In sum, Canal has shown that there is no genuine dispute as to any material fact and that it is entitled to judgment as a matter of law that the Policy does not cover the Bering truck. Since the Policy does not cover the Bering truck, Canal is not liable for damages caused by the Bering truck, YMV, H & M, M. Yasinskiy, S. Yasinskiy, or H. Rodriguez. Further, since Canal’s duty to defend only extends to suits for damages to which the Policy applies, Canal does not owe a duty to defend YMV or any other defendant in the underlying lawsuit. See Dkt. # 28, Ex. 1, p. 31. Canal’s motion for summary judgment with respect to coverage and its duty to defend under the Policy is GRANTED.

C. Effect of MCS-90 Endorsement

1. Duty to Defend Under the MCS-90 Endorsement

“[T]he MCS-90 endorsement does not create a duty to defend claims which are not covered by the policy but only by the endorsement.” Harco Nat’l Ins. Co. v. Bobac Trucking, 107 F.3d 733, 735-36 (9th Cir.1997). As the Court held above, the claims in the underlying lawsuit are not covered by the Policy. Accordingly, regardless of whether the MCS-90 endorsement applies to those claims, Canal has no duty to defend any party in the underlying lawsuit.

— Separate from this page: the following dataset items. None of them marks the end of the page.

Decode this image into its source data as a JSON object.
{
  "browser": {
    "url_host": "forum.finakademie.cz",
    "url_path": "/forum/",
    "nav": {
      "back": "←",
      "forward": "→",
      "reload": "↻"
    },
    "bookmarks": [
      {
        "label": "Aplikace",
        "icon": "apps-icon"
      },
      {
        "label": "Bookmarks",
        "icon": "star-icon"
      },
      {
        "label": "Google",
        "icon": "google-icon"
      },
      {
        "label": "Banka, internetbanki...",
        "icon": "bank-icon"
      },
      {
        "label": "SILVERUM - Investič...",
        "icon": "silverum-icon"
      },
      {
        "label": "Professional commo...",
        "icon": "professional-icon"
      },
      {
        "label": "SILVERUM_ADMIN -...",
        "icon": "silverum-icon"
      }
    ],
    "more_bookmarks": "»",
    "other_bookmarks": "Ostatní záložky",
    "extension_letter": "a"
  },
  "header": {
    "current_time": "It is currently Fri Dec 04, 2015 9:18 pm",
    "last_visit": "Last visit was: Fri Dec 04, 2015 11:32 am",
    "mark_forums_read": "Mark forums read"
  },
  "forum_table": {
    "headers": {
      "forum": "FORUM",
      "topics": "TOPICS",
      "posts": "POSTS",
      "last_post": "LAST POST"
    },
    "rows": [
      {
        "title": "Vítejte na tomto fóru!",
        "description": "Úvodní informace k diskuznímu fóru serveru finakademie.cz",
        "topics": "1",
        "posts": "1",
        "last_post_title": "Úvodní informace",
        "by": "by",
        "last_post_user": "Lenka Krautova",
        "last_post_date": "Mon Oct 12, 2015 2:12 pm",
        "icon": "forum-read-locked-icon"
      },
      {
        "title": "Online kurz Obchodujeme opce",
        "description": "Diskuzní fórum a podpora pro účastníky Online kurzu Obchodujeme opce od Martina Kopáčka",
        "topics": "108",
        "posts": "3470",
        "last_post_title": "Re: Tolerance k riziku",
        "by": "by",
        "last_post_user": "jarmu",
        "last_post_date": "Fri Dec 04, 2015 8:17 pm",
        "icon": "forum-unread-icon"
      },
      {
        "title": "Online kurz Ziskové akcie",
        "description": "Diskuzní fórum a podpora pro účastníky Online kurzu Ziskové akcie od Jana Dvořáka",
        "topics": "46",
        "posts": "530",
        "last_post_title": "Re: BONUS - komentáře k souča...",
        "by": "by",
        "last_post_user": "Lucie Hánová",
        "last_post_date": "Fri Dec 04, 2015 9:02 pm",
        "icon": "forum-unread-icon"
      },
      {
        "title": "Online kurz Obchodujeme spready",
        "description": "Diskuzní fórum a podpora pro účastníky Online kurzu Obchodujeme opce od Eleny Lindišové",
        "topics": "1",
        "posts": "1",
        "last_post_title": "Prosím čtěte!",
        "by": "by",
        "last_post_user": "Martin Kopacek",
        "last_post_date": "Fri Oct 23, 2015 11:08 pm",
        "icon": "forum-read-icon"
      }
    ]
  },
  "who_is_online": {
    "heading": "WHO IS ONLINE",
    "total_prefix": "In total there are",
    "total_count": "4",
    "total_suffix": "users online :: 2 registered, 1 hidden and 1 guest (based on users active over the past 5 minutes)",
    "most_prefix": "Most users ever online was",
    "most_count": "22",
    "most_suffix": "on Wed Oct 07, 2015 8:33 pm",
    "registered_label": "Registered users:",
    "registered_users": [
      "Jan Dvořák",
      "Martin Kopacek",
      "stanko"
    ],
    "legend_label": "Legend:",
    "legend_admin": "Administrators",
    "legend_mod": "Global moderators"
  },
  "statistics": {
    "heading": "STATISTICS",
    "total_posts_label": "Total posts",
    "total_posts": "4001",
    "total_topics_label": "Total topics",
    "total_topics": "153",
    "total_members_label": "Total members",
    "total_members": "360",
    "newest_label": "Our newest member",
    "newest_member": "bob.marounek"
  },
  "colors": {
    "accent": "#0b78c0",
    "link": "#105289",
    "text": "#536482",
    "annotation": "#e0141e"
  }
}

2. Applicability of the MCS-90 Endorsement to the Underlying Claims

The Motor Carrier Act of 1980, codified as Title 49, United States Code, Section 31139, states:

The Secretary of Transportation shall prescribe regulations to require minimum levels of financial responsibility sufficient to satisfy liability amounts established by the Secretary covering public liability, property damage, and environmental restoration for the transportation of property by commercial motor vehicle in the United States between a place in a State and a place in another State.

49 U.S.C. § 31139(b)(1)(A). Pursuant to this statutory authority, the Secretary of Transportation set minimum levels of financial responsibility for motor carriers, codified at 49 C.F.R. pt. 387. The regulation provides that proof of the required financial responsibility may consist of an MCS-90 public liability endorsement and sets forth the language that must be used. See 49 C.F.R. § 387.7 & 387.15. The MCS-90 endorsement contained in the Ca*1106nal Policy is such an endorsement. It provides a broad guarantee that the insurer will pay certain judgments incurred by the insured regardless of whether the vehicle is covered by the policy or the loss is excluded by other terms in the policy. The MCS-90 endorsement, as set forth in the regulation and the Canal Policy, provides:

In consideration of the premium stated in the policy to which this endorsement is attached, the insurer (the company) agrees to pay, within the limits of liability described herein, any final judgment recovered against the insured for public liability resulting from negligence in the operation, maintenance or use of motor vehicles subject to the financial responsibility requirements of Sections 29 and 30 of the Motor Carrier Act of 1980 regardless of whether or not each motor vehicle is specifically described in the policy.

Dkt. # 28, Ex. 1, p. 55.

The regulations implementing the Motor Carrier Act only apply to (a) “for-hire motor carriers operating motor vehicles transporting property in interstate or foreign commerce” and to (b) “motor carriers operating motor vehicles transporting hazardous materials, hazardous substances, or hazardous wastes in interstate, foreign, or intrastate commerce.” 49 C.F.R. § 387.3. Since there is no evidence that the Bering truck was transporting hazardous material, the central issue for the Court is whether YMV is a “for-hire motor carrier.” “For hire carriage,” is “the business of transporting, for compensation, the goods or property of another.” 49 C.F.R. 387.5. Thus, the Court must determine whether the Bering truck was being operated by YMV to transport the goods or property of another for compensation.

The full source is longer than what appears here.